Dans le sillage de la conférence de Ratisbonne
(12
septembre 2006) et du discours
(manqué) à La Sapienza à Rome
(17
janvier 2008), Benoît XVI a poursuivi, à
Paris, sa réflexion sur le rapport entre la foi et la raison
(12
septembre 2008). Sa
leçon prend comme point de départ le lieu « emblématique » où il la prononce
: le collège des Bernardins édifié en 1245 par les Cisterciens. De là,
Benoît XVI évoque le rôle civilisateur du monachisme
occidental. Il impute à ce monachisme d’avoir gardé, au moment de «
la grande fracture culturelle » – on pense ici au déferlement des
hordes barbares en Europe –, le meilleur de la culture ancienne tout en
suscitant une culture nouvelle. Telle n’était du reste pas l’ambition des
moines ; ce résultat leur a été donné comme par surcroît car leur ressort
intime n’était autre que la quête de Dieu. Un Dieu, cependant, qui plaçait «
des bornes milliaires » pour s’offrir à être trouvé.
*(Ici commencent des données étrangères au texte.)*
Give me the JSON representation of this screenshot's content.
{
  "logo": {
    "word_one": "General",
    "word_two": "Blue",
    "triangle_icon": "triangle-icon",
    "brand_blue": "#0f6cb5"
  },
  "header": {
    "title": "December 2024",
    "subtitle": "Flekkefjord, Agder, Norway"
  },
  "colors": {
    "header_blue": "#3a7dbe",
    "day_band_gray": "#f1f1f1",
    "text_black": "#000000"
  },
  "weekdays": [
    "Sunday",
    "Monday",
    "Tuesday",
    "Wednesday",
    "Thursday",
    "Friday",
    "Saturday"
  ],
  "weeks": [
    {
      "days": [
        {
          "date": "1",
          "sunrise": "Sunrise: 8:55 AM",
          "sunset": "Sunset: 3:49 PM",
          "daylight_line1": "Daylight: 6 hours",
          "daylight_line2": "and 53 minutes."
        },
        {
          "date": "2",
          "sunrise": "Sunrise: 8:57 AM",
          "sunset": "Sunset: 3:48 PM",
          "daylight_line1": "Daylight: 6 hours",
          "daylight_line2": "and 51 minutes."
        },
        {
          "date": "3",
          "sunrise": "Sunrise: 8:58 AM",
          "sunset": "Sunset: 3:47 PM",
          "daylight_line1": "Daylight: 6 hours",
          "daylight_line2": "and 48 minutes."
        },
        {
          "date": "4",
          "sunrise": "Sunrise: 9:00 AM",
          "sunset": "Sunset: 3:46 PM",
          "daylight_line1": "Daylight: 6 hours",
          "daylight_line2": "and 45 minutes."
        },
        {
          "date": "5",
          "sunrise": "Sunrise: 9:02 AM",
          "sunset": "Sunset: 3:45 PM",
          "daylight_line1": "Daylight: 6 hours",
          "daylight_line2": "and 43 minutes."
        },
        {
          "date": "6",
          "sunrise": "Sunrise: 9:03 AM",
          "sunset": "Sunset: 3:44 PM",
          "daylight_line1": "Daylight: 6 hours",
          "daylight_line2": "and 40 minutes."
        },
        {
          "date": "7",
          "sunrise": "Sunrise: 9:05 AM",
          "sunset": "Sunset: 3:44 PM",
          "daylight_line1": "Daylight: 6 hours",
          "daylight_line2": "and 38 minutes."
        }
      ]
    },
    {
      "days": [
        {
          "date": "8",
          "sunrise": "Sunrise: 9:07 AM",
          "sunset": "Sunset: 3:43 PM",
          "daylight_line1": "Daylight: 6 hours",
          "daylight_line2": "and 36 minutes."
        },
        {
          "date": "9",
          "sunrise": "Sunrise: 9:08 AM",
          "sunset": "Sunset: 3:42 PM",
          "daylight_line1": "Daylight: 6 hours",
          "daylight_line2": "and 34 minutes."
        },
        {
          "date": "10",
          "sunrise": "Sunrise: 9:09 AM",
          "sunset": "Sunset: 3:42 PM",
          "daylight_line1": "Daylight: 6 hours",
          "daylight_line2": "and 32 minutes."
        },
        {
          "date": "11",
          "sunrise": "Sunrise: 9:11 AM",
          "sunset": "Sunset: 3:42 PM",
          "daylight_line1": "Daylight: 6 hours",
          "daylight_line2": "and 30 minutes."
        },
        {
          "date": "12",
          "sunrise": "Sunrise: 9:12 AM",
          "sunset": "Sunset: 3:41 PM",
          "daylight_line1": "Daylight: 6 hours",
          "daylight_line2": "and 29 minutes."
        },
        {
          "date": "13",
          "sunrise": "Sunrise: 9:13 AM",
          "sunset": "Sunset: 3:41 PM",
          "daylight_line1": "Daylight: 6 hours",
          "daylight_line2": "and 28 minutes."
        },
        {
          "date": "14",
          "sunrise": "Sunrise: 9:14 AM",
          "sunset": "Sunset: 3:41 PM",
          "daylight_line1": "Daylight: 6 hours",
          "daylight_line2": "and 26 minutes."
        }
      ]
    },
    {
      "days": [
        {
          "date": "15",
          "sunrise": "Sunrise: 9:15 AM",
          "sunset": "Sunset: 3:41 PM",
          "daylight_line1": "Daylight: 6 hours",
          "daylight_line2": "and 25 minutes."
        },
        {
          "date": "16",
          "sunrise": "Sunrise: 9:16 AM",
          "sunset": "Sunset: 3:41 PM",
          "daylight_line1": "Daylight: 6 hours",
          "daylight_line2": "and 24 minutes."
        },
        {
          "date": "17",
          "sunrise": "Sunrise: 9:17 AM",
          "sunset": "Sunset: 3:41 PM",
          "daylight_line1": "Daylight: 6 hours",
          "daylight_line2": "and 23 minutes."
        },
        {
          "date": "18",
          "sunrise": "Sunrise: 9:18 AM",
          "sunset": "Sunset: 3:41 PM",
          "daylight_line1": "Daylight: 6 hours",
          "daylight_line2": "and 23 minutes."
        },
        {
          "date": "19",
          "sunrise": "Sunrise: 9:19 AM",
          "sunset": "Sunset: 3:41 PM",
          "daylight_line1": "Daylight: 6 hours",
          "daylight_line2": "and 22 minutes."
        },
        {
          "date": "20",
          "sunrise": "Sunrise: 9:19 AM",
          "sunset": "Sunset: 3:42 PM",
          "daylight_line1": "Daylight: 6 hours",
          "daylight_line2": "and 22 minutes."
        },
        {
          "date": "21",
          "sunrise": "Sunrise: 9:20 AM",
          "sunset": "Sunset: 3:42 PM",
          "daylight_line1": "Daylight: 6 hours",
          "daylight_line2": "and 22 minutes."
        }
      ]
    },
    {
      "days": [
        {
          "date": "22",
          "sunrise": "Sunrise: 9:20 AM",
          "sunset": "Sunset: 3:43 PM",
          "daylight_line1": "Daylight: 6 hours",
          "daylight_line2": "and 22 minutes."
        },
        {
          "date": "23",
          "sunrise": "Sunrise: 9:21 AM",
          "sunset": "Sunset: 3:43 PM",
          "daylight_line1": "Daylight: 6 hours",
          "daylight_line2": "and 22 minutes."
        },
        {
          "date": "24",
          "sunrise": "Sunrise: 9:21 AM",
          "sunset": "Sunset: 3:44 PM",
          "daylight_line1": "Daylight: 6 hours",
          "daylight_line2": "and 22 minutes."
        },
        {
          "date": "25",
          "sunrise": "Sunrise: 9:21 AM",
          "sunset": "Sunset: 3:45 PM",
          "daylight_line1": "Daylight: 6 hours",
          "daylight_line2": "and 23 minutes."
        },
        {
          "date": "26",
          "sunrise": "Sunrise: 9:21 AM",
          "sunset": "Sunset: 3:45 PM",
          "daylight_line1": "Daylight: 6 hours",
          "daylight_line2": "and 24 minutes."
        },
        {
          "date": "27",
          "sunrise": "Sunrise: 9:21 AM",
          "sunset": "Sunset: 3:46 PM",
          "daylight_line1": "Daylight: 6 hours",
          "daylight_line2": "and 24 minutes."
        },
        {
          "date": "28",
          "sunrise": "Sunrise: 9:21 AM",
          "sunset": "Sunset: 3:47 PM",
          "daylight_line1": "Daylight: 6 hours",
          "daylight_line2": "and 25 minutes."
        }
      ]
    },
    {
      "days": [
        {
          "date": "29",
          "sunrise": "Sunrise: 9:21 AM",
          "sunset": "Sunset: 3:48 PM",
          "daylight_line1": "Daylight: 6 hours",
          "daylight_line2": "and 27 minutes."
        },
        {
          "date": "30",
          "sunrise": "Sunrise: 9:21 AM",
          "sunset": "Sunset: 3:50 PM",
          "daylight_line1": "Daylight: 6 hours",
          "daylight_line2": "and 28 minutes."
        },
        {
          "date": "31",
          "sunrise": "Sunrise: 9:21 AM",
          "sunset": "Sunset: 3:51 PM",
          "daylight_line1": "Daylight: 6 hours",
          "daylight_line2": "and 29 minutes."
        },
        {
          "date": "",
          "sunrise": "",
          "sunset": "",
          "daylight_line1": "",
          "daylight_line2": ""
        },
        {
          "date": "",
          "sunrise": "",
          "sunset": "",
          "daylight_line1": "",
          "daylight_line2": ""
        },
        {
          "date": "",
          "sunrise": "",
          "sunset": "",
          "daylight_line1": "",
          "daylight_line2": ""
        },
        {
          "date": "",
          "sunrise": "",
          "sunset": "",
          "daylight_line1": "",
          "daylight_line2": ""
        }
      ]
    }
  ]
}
D’emblée, Benoît XVI focalise son attention sur ces repères :
les Saintes Écritures, lesquelles, véhiculant
la Parole de Dieu, ont permis aux chercheurs de Dieu de conjuguer amour des
lettres et amour de Dieu ou encore, selon l’expression vigoureuse de Dom
Jean Leclercq reprise à son compte par le pape Ratzinger, « eschatologie
et grammaire ». S’ensuivirent la fondation d’écoles et de bibliothèques
ainsi que le développement même des sciences profanes qui furent notamment
linguistiques afin d’approfondir toutes les virtualités de la Parole.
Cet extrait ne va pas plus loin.